Глава 10
Внезапно жрец резко оборвал свой смех и обратился к князю:
– Я что скажу: у парня девица хоть из дикого народа, да душой чиста. Её Триединый не трогал. А римлянки… Над ними проклятый бог свою тень распростёр. Грязные они. Не телом. Душой. Отравлены насмерть. Учти это, княже, хотя, бывает, и среди гнилья можно доброе семя найти. Правда, редко… – Помолчал мгновение, добавил вполголоса: – И ещё: среди рабов надо людей нашего языка поспрашивать. Может, и найдутся. Сам видишь… – Кивнул в сторону глубоко осевших каторг.

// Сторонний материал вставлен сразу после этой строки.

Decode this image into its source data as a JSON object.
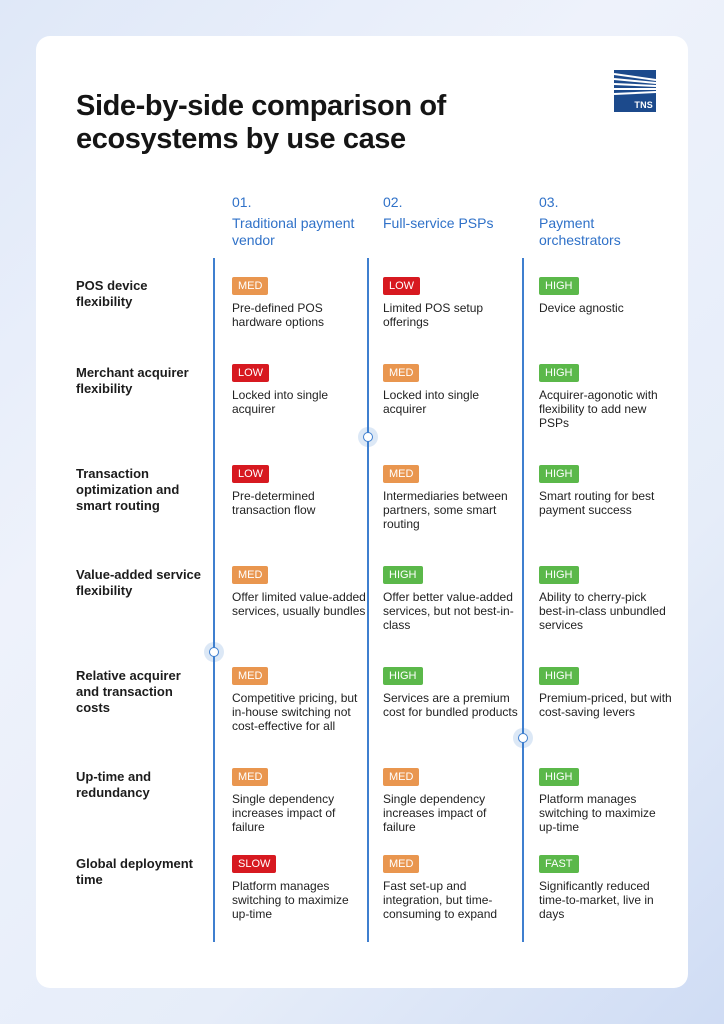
{
  "title": "Side-by-side comparison of ecosystems by use case",
  "logo": {
    "text": "TNS",
    "icon": "tns-logo-icon",
    "color": "#1c4a8c"
  },
  "colors": {
    "accent": "#2f71c8",
    "line": "#3f7fcf",
    "low": "#d71920",
    "med": "#e9964f",
    "high": "#5bb84a",
    "slow": "#d71920",
    "fast": "#5bb84a"
  },
  "columns": [
    {
      "number": "01.",
      "name": "Traditional payment vendor"
    },
    {
      "number": "02.",
      "name": "Full-service PSPs"
    },
    {
      "number": "03.",
      "name": "Payment orchestrators"
    }
  ],
  "rows": [
    {
      "label": "POS device flexibility",
      "cells": [
        {
          "rating": "MED",
          "text": "Pre-defined POS hardware options"
        },
        {
          "rating": "LOW",
          "text": "Limited POS setup offerings"
        },
        {
          "rating": "HIGH",
          "text": "Device agnostic"
        }
      ]
    },
    {
      "label": "Merchant acquirer flexibility",
      "cells": [
        {
          "rating": "LOW",
          "text": "Locked into single acquirer"
        },
        {
          "rating": "MED",
          "text": "Locked into single acquirer"
        },
        {
          "rating": "HIGH",
          "text": "Acquirer-agonotic with flexibility to add new PSPs"
        }
      ]
    },
    {
      "label": "Transaction optimization and smart routing",
      "cells": [
        {
          "rating": "LOW",
          "text": "Pre-determined transaction flow"
        },
        {
          "rating": "MED",
          "text": "Intermediaries between partners, some smart routing"
        },
        {
          "rating": "HIGH",
          "text": "Smart routing for best payment success"
        }
      ]
    },
    {
      "label": "Value-added service flexibility",
      "cells": [
        {
          "rating": "MED",
          "text": "Offer limited value-added services, usually bundles"
        },
        {
          "rating": "HIGH",
          "text": "Offer better value-added services, but not best-in-class"
        },
        {
          "rating": "HIGH",
          "text": "Ability to cherry-pick best-in-class unbundled services"
        }
      ]
    },
    {
      "label": "Relative acquirer and transaction costs",
      "cells": [
        {
          "rating": "MED",
          "text": "Competitive pricing, but in-house switching not cost-effective for all"
        },
        {
          "rating": "HIGH",
          "text": "Services are a premium cost for bundled products"
        },
        {
          "rating": "HIGH",
          "text": "Premium-priced, but with cost-saving levers"
        }
      ]
    },
    {
      "label": "Up-time and redundancy",
      "cells": [
        {
          "rating": "MED",
          "text": "Single dependency increases impact of failure"
        },
        {
          "rating": "MED",
          "text": "Single dependency increases impact of failure"
        },
        {
          "rating": "HIGH",
          "text": "Platform manages switching to maximize up-time"
        }
      ]
    },
    {
      "label": "Global deployment time",
      "cells": [
        {
          "rating": "SLOW",
          "text": "Platform manages switching to maximize up-time"
        },
        {
          "rating": "MED",
          "text": "Fast set-up and integration, but time-consuming to expand"
        },
        {
          "rating": "FAST",
          "text": "Significantly reduced time-to-market, live in days"
        }
      ]
    }
  ]
}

Гостомысл кивнул: подобного ужаса Лондиниум ещё не испытывал. Вошедшие в гавань Темзы ночью огромные корабли невиданных доселе очертаний быстро расправились с манипулой оставленных для охраны города солдат, а потом закованные с ног до головы в сталь гиганты ограбили склады приготовленных к отправке в метрополию товаров дочиста. Но это не всё. Покончив с грабежом, чужаки вошли в притихший от ужаса город. Рабы были освобождены. При этом нападающие громко что-то выкликали на своём варварском наречии. Тех, кто отвечал, уводили с собой, и было видно, что рабы этому были счастливы. А потом… Не один отец рвал на себе волосы, видя позор своих дочерей, бьющихся под телом огромного варвара, слыша их мольбы и крики. Но никто не посмел даже подумать о сопротивлении. Родители затыкали уши, мужья облегчённо вздыхали, радуясь, что остаются живы такой малой ценой…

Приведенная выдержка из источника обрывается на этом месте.